Alessandro Di Nunzio

Personal information
- Date of birth: 21 April 2007 (age 19)
- Place of birth: Rome, Italy
- Height: 1.84 m (6 ft 0 in)
- Position: Midfielder

Team information
- Current team: Roma U20
- Number: 10

Youth career
- 2012–2016: Olimpia
- 2016–: Roma

International career^{‡}
- Years: Team / Apps / (Gls)
- 2022: Italy U15 / 6 / (1)
- 2022–2023: Italy U16 / 20 / (3)
- 2023–2024: Italy U17 / 21 / (1)
- 2024–2025: Italy U18 / 8 / (1)
- 2025–2026: Italy U19 / 7 / (0)
- 2026–: Italy U20 / 2 / (0)
- 2026–: Italy U21 / 1 / (0)

Medal record
Men's football
Representing Italy
UEFA European Under-17 Championship
| Winner | 2024 Cyprus |  |

= Alessandro Di Nunzio =

Italian footballer (born 2007)

Alessandro Di Nunzio (born 21 April 2007) is an Italian professional footballer who plays as a midfielder for Campionato Primavera 1 club Roma U20.

== Club career ==
Born in Rome, Di Nunzio started playing football for Olimipa before joining the youth academy of Serie A club Roma in 2014. Due to his resemblances with the team's legend Daniele De Rossi and Francesco Totti, he was given the nickname the nickname "the chosen one". In the 2022–23 season, he helped Roma won the U-16 National Championship.

On 19 September 2023, Di Nunzio signed his first professional contract with Roma.

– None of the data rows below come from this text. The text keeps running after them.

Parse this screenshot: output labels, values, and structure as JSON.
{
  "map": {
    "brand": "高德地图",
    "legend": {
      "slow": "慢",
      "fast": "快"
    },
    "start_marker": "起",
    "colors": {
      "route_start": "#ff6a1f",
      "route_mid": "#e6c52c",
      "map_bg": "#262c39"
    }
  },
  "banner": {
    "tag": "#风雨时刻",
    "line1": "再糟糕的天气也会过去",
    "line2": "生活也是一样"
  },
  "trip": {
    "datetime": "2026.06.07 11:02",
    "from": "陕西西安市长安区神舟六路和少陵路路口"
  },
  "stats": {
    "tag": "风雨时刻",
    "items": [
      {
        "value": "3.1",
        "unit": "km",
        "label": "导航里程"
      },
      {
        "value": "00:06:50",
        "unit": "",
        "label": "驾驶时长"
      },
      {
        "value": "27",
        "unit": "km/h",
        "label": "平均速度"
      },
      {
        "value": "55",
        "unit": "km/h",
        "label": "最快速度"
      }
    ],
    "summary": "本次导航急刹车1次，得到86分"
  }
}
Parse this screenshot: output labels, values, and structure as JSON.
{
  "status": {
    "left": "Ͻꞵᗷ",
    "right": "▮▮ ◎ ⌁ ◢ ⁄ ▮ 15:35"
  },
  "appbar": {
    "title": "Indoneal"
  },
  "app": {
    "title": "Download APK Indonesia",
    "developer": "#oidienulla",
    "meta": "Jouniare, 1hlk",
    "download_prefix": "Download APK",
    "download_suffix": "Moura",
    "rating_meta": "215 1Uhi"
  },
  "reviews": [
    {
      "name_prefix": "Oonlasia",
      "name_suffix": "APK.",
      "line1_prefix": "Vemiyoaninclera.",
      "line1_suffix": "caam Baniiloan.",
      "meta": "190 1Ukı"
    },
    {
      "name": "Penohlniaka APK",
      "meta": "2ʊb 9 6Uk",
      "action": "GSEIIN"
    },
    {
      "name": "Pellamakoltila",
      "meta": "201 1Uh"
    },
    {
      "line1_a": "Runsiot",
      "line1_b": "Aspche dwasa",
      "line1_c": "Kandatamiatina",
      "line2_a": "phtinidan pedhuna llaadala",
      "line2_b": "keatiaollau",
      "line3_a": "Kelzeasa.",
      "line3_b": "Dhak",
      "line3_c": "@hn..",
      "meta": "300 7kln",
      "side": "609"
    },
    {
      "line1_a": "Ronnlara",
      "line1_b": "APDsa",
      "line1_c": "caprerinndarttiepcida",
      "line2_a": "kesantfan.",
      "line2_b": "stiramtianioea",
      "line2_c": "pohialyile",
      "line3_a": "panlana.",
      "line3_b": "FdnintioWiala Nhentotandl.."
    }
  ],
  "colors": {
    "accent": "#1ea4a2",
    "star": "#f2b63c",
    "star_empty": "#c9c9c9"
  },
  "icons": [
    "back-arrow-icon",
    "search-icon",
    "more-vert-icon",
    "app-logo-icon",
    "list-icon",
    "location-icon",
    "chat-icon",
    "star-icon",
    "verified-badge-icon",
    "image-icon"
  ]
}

He joined Roma's first team pre-season camp in summer 2026 and scored a goal in the friendly match against Cannes.

== International career ==
Di Nunzio was part of Italy U17's squad that won the 2024 European Championship.

In 2025, Di Nunzio was selected to play the FIFA U-20 World Cup with Italy.